Une fois les soins et services de santé intégrés dans un accord tel que le TTIP, la régulation mise en place dans chaque pays européen pour assurer l’accès aux soins pourrait être contestée, tout comme les procédures d’acceptation et de remboursement pour les médicaments, l’encadrement des tarifs des assurances ou les critères de programmation de l’offre des soins. Et cette contestation serait facilitée par le mécanisme international de règlement des différends que prévoit l'accord TTIP. Ce dernier permettrait, en effet, de contourner la justice nationale. Des entreprises pourraient exiger un dédommagement aux autorités qui auraient freiné ou contrarié leurs investissements. Au final, le TTIP ne concerne pas seulement les acteurs du marché. Négocié dans l'ombre par la Commission européenne et l'administration américaine, il peut pourtant changer le cadre de vie de chacun d’entre nous au quotidien.

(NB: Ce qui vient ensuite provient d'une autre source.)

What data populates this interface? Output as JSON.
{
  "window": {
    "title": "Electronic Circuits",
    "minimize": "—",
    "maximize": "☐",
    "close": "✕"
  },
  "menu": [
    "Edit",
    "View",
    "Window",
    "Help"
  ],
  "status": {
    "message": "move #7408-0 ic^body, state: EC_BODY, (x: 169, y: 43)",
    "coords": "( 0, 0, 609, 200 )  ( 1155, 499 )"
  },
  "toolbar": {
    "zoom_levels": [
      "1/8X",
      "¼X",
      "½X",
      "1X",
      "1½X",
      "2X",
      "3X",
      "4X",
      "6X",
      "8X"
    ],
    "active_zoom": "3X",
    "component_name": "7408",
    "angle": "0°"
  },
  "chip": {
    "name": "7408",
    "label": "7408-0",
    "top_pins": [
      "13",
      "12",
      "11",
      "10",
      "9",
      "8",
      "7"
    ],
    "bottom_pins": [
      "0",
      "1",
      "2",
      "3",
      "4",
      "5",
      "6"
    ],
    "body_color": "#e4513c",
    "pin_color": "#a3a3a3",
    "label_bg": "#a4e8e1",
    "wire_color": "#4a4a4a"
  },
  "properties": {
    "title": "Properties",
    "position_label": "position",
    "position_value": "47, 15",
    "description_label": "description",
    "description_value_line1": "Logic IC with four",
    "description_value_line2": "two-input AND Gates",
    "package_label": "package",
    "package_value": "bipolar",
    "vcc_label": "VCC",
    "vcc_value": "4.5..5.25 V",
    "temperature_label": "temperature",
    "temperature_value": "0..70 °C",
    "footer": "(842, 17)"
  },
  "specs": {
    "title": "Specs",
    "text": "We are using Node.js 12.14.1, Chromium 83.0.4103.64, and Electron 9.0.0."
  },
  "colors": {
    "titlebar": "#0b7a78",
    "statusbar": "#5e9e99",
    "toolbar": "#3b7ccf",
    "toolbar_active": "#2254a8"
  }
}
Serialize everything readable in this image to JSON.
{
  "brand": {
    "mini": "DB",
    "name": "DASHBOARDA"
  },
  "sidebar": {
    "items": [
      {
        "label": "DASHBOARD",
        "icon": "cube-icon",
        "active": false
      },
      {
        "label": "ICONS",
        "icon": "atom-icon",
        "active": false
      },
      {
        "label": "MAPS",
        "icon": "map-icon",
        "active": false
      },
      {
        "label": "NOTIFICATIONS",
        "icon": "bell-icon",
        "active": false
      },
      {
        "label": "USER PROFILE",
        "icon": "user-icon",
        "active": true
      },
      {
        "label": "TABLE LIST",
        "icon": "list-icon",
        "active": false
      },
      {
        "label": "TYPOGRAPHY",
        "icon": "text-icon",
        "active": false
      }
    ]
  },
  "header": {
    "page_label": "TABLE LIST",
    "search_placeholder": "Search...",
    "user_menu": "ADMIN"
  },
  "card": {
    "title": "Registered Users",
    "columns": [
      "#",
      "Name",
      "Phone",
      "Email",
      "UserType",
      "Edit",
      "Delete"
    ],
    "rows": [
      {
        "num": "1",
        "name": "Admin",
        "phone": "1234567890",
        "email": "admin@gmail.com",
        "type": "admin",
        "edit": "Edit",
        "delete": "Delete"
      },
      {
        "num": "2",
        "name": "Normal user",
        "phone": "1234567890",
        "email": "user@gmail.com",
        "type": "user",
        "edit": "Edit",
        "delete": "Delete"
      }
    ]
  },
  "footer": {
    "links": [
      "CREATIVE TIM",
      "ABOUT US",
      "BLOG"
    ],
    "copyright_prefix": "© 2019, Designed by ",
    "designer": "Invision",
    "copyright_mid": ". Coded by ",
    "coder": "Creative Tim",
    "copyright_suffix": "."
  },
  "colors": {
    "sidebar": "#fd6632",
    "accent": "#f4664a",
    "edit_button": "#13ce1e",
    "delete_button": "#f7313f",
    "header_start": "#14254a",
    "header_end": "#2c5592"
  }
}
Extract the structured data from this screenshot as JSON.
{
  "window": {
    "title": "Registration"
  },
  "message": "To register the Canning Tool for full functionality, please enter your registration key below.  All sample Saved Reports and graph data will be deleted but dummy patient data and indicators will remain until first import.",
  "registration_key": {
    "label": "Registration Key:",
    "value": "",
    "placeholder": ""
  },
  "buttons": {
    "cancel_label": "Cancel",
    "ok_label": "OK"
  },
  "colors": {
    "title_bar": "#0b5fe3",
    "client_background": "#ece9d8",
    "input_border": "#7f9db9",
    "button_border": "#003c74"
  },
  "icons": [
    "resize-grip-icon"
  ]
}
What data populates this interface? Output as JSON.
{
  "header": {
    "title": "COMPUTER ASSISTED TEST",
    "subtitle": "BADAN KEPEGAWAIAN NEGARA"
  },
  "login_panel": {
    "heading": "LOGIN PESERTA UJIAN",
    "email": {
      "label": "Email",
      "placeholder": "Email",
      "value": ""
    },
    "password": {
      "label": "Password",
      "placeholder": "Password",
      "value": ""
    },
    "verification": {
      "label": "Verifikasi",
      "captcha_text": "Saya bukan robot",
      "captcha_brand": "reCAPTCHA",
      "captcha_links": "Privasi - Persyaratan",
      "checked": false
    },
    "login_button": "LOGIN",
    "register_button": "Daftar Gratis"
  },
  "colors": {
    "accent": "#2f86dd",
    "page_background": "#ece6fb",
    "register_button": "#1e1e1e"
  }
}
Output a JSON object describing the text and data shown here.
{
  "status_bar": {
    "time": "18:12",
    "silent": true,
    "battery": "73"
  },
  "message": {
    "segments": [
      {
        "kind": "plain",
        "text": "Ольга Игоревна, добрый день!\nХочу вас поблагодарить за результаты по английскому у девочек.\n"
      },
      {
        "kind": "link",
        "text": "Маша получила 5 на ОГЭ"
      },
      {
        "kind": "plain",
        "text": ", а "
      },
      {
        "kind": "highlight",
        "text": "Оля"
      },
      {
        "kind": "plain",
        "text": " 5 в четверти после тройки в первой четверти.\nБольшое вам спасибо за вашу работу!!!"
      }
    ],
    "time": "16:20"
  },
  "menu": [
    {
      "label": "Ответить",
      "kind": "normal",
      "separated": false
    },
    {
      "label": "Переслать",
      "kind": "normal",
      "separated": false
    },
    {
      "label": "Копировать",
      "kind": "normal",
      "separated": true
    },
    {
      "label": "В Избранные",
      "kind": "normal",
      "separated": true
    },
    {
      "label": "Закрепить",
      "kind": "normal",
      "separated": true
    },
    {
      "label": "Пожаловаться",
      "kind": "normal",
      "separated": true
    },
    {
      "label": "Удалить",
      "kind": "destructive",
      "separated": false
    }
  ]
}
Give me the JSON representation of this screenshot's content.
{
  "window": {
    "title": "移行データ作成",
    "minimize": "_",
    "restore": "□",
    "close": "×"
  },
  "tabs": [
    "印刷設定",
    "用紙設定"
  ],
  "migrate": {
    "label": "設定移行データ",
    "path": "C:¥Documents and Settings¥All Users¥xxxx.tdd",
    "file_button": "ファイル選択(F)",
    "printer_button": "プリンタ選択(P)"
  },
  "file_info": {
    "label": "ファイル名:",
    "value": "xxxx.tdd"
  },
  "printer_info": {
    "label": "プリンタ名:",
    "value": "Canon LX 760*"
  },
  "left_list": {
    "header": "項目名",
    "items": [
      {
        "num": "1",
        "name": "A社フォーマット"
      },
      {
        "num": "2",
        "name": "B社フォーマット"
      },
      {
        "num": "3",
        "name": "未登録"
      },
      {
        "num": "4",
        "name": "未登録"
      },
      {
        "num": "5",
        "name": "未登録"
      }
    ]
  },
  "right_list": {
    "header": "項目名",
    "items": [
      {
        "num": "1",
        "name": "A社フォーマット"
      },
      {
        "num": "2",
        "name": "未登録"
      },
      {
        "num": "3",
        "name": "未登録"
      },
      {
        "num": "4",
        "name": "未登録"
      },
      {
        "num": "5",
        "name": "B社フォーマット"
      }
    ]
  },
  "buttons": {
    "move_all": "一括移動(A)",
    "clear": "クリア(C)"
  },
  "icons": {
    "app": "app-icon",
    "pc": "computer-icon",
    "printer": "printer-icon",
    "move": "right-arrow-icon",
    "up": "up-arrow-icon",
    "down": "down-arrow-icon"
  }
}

Moins d’accès et des soins plus coûteux

L’organisation des soins de santé est enracinée dans la culture et l’histoire des populations. En Europe, nous avons fait le choix d’assurer l’accès aux soins par des systèmes de protection sociale bâtis sur le principe de la solidarité. Aux États-Unis, l’accès aux soins de santé repose principalement sur des assurances privées commerciales. De ce côté-là de l’Atlantique, c’est le principe du marché qui organise les soins de santé avec comme résultat une performance moindre qu’en Europe. Là-bas, le coût total des soins est nettement plus élevé (près de 18% du PIB !), les soins sont moins accessibles, des millions de personnes ne sont pas assurées, et l’espérance de vie est plus basse qu’en Europe.

Si les services de santé sont repris dans le nouvel accord de libre-échange, on peut craindre que les principes du marché et de la libéralisation envahissent rapidement tout le secteur des soins. Conséquence ? Les politiques de tarification des médicaments et de remboursement ne relèveraient plus de la compétence nationale, la publicité directe aux consommateurs pour des médicaments sous ordonnance pourrait être autorisée, la durée des brevets pourrait s’allonger… avec comme résultat des dépenses pharmaceutiques plus élevées. La répartition mesurée des équipements médicaux coûteux sur un territoire pourrait être considérée comme une entrave à la libre installation. Les politiques de prévention et la lutte contre la consommation de tabac, d’alcool pourraient être contestées parce que limitant la vente de ces produits. De plus, si des services privés lucratifs peuvent s’installer sans régulation, on ouvre le champ à une médecine à deux vitesses.

Position intermutualiste ferme

Afin de préserver les valeurs de notre système de soins de santé, le Collège intermutualiste national (CIN) demande que les négociations se déroulent dans la transparence, que l'assurance soins de santé et les services de santé soient exclus de l'accord et que la politique des médicaments reste une compétence des autorités nationales. Le CIN exige que la promotion et la prévention soient aussi exclus de l'accord et que la santé et le bien-être priment sur les intérêts économiques.

La qualité et l'accès aux soins pour tous se sont constamment améliorés grâce à une plus grande solidarité, par le soutien aux services non lucratifs poursuivant l'intérêt général, par une régulation concertée. Fondre les soins et les services dans la logique du marché et du profit ne nous fera pas progresser socialement, au con traire ! Ce choix-là et ce débat-là nous concernent tous au quotidien.